Ci sarà molto Afghanistan ma non solo quello nella cena di lavoro di stasera a Marsiglia tra Emmanuel Macron e Mario Draghi. La visita del premier italiano è certamente un capitolo di primissimo piano nel valzer di incontri e di dichiarazioni che i leader europei dedicano in questi complicati giorni alle ricadute dell'addio occidentale a Kabul. Draghi sta tessendo la tela dell'imminente G20 a guida italiana in cui si cercherà di coinvolgere nella ricerca di soluzioni della crisi afghana attori come la Cina, la Russia e il Pakistan; Macron, da parte sua, pare deciso a dare la massima enfasi al suo disegno di rilancio dell'autonomia strategica europea, che negli scorsi giorni ha cercato di attuare contrapponendosi alle modalità quasi isolazionistiche del presidente americano Biden sia al G7 sia alle Nazioni Unite (con scarsi risultati concreti, in verità).
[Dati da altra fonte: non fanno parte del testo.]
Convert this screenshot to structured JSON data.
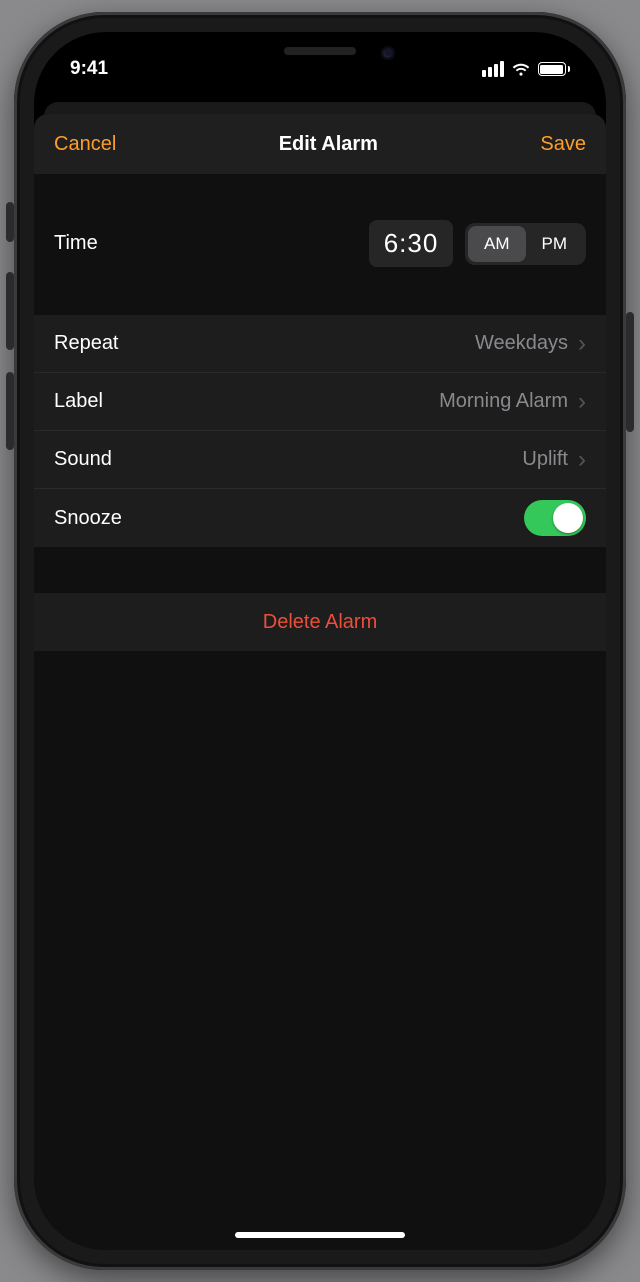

Il presidente francese vede in Draghi un partner ideale per questo tratto della storia europea caratterizzato da una Gran Bretagna ormai fuori dai giochi comunitari e da una Germania politicamente indebolita nella incerta fase di transizione di potere dai sedici anni di cancellierato di Angela Merkel. Parigi e Roma cercheranno dunque una linea strategica comune per l'Afghanistan, si parlerà di questioni attualissime come la difesa europea e i corridoi per gestire flussi migratori; ma il contesto in cui Macron e Draghi si muoveranno andrà oltre i temi contingenti: stasera a Marsiglia si discuterà dunque certamente del Trattato del Quirinale, ovvero del patto da tempo pianificato per dare una struttura più solida ai rapporti franco-italiani che dovrebbe essere siglato entro fine anno. La riconosciuta statura internazionale di Draghi che quando era governatore della Banca Centrale Europea aveva tra l'altro costruito un'ottima intesa con la Francia - è un elemento fondamentale di questo sviluppo storico, già avviato su solidi binari un paio di mesi fa con la visita all'Eliseo di Sergio Mattarella.
Si punta a unire le forze per pesare di più nel confronto con Berlino, che rimane il soggetto più forte dell'Unione Europea: basti pensare al tema rilevantissimo della sospensione delle regole di bilancio dell'Ue e allo sforzo per impedire alla Germania di tornare a imporre la sua famigerata politica del rigore a livello comunitario. Ma Macron conta anche di conseguire grazie all'intesa con Draghi più forza negoziale nei confronti dei massimi soggetti a livello internazionale: Stati Uniti, Cina e Russia. La sintonia tra Roma e Parigi potrà dunque, almeno per qualche tempo, consentire all'Italia di svolgere un ruolo di primo piano in Europa, certamente più importante di quello da «quarta forza continentale» cui eravamo relegati quando Londra era nell'Ue e la Merkel poteva fare il bello e il cattivo tempo.
Nel frattempo, gli sforzi delle diplomazie europee continuano a essere concentrati su come costruire rapporti che non implichino un riconoscimento ufficiale con l'Afghanistan a guida talebana, che promette un governo «inclusivo» ma islamico e con donne solo in posizioni marginali. Boris Johnson ha già avviato colloqui con i rappresentanti del nuovo potere afgano e punta a ottenere l'apertura di un corridoio sicuro di uscita dal Paese per i cittadini britannici e per i locali che hanno collaborato con le forze britanniche in questi vent'anni. I negoziati, non a caso, si tengono a Doha, capitale del Qatar, che già fu teatro di quelli tra Stati Uniti e talebani nel febbraio dell'anno scorso al termine dei quali l'ex presidente Donald Trump annunciò l'addio delle truppe Usa all'Afghanistan entro il maggio 2021.
Il Qatar «pesa» politicamente molto a Kabul e ieri vi ha inviato una squadra di tecnici per aiutare i poco ferrati ingegneri talebani nella gestione dell'aeroporto passato alla storia per il poco glorioso ritiro degli americani.